Maligny : six mois de prison avec sursis requis contre l'éleveur qui avait laissé mourir ses chiens

La Cité Judiciaire à Dijon, où se déroule le procès en correctionnelle de l'éleveur de chiens de Maligny / © FTV
La Cité Judiciaire à Dijon, où se déroule le procès en correctionnelle de l'éleveur de chiens de Maligny / © FTV

L'éleveur qui avait laissé mourir de faim ses animaux comparaissait devant le tribunal correctionnel ce vendredi 13 septembre à Dijon.

Par F.L.

Procès en correctionnelle

Le procès s'est tenu ce vendredi après-midi. Vers 19 heures, il était toujours en cours. Le procureur a requis six mois de prison avec sursis et mise à l’épreuve, assortis d'une obligation de soins.

Par ailleurs, le procureur a requis à titre de peines complémentaires :
  • l'interdiction d’exercer le métier d’éleveur pendant 5 ans
  • l'interdiction de détenir un animal
  • la confiscation des animaux confiés à divers associés le 13 mars dernier.
La décision a été mise en délibéré au 15 novembre à 13h30.
 
Maligny : six mois de prison avec sursis requis contre l'éleveur qui avait laissé mourir ses chiens
L'éleveur qui avait laissé mourir de faim ses animaux comparaissait devant le tribunal correctionnel ce vendredi 13 septembre à Dijon. - France 3 Bourgogne - Hélène Lecomte, Anne Berger, Christophe Gaillard, Pascal Rondi

 

Situation personnelle difficile

Pour sa défense, le prévenu parle d’un engrenage après l’AVC de son épouse en juin 2018, et la naissance de sa petite fille en décembre de la même année.

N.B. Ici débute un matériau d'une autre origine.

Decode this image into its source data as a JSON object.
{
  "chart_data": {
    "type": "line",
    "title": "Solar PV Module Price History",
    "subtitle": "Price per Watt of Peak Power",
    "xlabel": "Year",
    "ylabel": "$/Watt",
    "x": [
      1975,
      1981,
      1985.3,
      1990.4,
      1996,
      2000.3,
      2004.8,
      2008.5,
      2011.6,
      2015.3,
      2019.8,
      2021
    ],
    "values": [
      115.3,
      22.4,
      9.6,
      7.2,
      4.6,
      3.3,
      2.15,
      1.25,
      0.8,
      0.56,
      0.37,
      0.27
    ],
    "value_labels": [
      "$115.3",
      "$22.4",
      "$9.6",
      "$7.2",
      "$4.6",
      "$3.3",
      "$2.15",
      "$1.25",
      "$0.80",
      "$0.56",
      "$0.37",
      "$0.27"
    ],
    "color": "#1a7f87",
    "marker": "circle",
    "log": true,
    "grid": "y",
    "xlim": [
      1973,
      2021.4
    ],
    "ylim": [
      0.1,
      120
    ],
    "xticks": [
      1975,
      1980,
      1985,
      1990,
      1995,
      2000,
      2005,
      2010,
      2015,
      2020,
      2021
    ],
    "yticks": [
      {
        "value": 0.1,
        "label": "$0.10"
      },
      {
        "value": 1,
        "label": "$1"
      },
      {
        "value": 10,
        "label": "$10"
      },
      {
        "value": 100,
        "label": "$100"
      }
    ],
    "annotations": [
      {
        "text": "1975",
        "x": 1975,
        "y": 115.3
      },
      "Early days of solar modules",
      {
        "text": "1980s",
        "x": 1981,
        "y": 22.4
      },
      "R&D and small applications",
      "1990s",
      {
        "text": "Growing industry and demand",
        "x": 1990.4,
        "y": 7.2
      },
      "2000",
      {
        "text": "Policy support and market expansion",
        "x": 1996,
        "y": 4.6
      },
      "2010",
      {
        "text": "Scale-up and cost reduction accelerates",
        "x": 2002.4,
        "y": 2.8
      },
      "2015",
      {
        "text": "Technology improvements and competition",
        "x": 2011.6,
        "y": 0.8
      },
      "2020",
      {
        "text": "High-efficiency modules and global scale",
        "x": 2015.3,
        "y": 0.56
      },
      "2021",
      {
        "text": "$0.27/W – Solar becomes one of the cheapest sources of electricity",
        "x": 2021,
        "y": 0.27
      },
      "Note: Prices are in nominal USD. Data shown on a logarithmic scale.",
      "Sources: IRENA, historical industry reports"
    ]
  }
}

Avec les allers-retours au CHU pendant des mois, l’éleveur ne peut plus faire face.
"Il aurait fallu que j’ai 15 chiens pas 80", déclare-t-il. Mais il ne reconnaît pas la maltraitance et explique que sachant qu’il ne pouvait plus les nourrir tous les jours, il avait acheté des croquettes plus riches en protéines pour qu’ils aient les apports nutritionnels nécessaires.

"Je les aimais mes chiens", ajoute-t-il. Alors, comment expliquer qu’on trouve des chiens morts, à côté des vivants dans les box ? Lui ne l’explique pas, comme s’il ne comprenait pas. L'expert-psychiatre qui avait examiné le prévenu en août dernier, a reconnu que "son discernement était altéré au moment des faits, et qu'il n'avait plus la capacité de réagir de manière adaptée."
 

Le rappel des faits

L'éleveur de Maligny (Côte-d'Or) avait été interpellé en mars dernier. À son élevage,  la gendarmerie découvrait une vingtaine de chiens morts, faute de soins. Les autres animaux (une trentaine) étaient recueillis par des associations, dont l'association "Respectons !".

L'éleveur se présente une première fois à l'audience, c'est un homme abattu qui se présente. La défense demande une expertise psychiatrique, l'audience est reportée au 23 avril. L'homme était en proie à des problèmes personnels. Faute d'avoir pu rencontrer un expert psychiatrique, l'éleveur n'avait pas encore été jugé. Plusieurs associations de défense animale se sont portées partie civile.